In everything, really. For example, take Marcus Aurelius, the emperor. In any possible mood that you might be in, you read a sentence by him and you feel better. Any philosopher helps you to raise your head and the world will look better. Respect the human being, and that will be better. Hadrian the emperor said, “I never met anyone who after being paid a compliment did not feel better.”

The true way to nurture your soul is philosophy. The true malaise of the human being — no matter whether Italian, American, Chinese — is the malaise of your soul, the uneasiness of your soul.
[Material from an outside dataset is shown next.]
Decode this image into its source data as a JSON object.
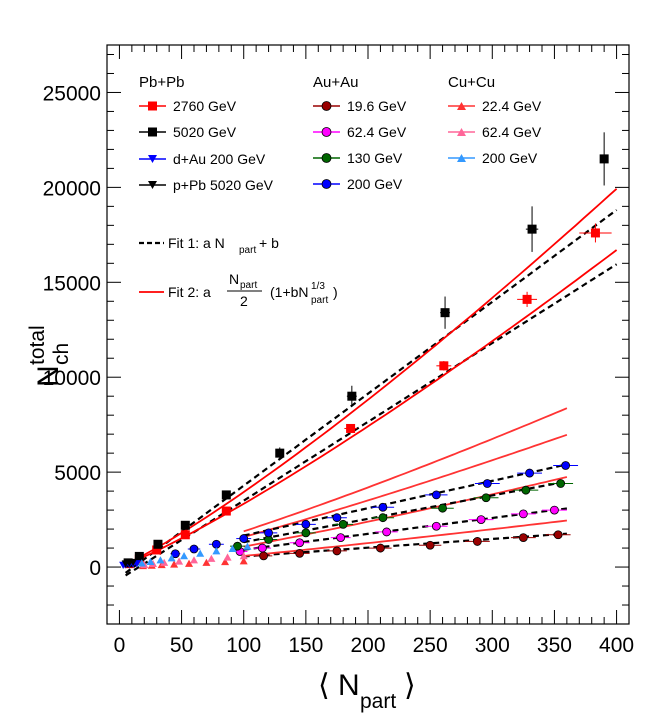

This is stronger now than when my father was young or my grandfather.

I would like to try to somehow cure this malaise of the soul, even with the young people working for my company, because at the end of the day, you can be wealthy and still feel the same way. I know many people who own a fortune. The other day, a very loaded person said to me, “I’d love to be more serene.” This is true for rich people, poor people.

There are three things you cannot buy. Fitness: You have to keep fit, whether you’re rich or not. Diet: You cannot pay someone to be on a diet for you. I think that diet is the biggest sacrifice in my life. Then, looking after your soul. No one can possibly treat your soul but you yourself. This is something you can do through culture and philosophy.

Our entire society is rooted around the idea of more, and longer has become the measure of success. How does a young founder or a young startup measure what you’re suggesting?

So, I am 60. I have decided to work seven hours instead of eight, because I’m starting to be old. I have not reduced the rapidity, not by one split second. Since I am older, though, I get tired and I need rest.

We went public, then all the banks came here, we were working until midnight the first days. There was one hour with just a sandwich, one hour coffee, one hour discussion. I said, “From tomorrow, everything changes.” So everybody turns up at 8 AM, and at 5:30 PM everybody leaves. That’s the only time we have available. I do not want to see any time wasted. I do not want during the day to see funny emails or joke emails. So we were able to go public without being overwhelmed.

During the road show, the banks said to me, “You are supposed to meet eight to nine people in one-to-one meetings a day.” I said, “You must be crazy!” Am I supposed to meet someone for 45 minutes, and then another 45 minutes with someone else, then at 2 PM, I don’t know what I said or didn’t say? I said, “No, that’s not my way. I’m meeting five, tops, very focused, that’s it.”

I guess you’re not on Twitter. [Silence.]

No, I understand. You see, we can make things concise, and we have time for our family. When I say family, I mean your time, your private time. So tonight, at half-past five, that’s it, I’m finished.

I want fewer interruptions in my day. I have eliminated a lot of things from my life. I’m on a declining scale of wanting things.

A 58-year-old man committed suicide, a great Italian manager, I think last year, or a couple of years ago. He wrote, “I spent a whole life running, chasing work, without realizing, at all, of the great ideals, of great values of life.” This is a question of balance. Those who come to me and say, “You know, I work 15 hours a day,” I say, “I am not interested.”

This is an edited transcript of a longer interview Malik conducted with Cucinelli on pi.co, a site hosting deep conversations about “transformation through technology as observed by those who are living through it.”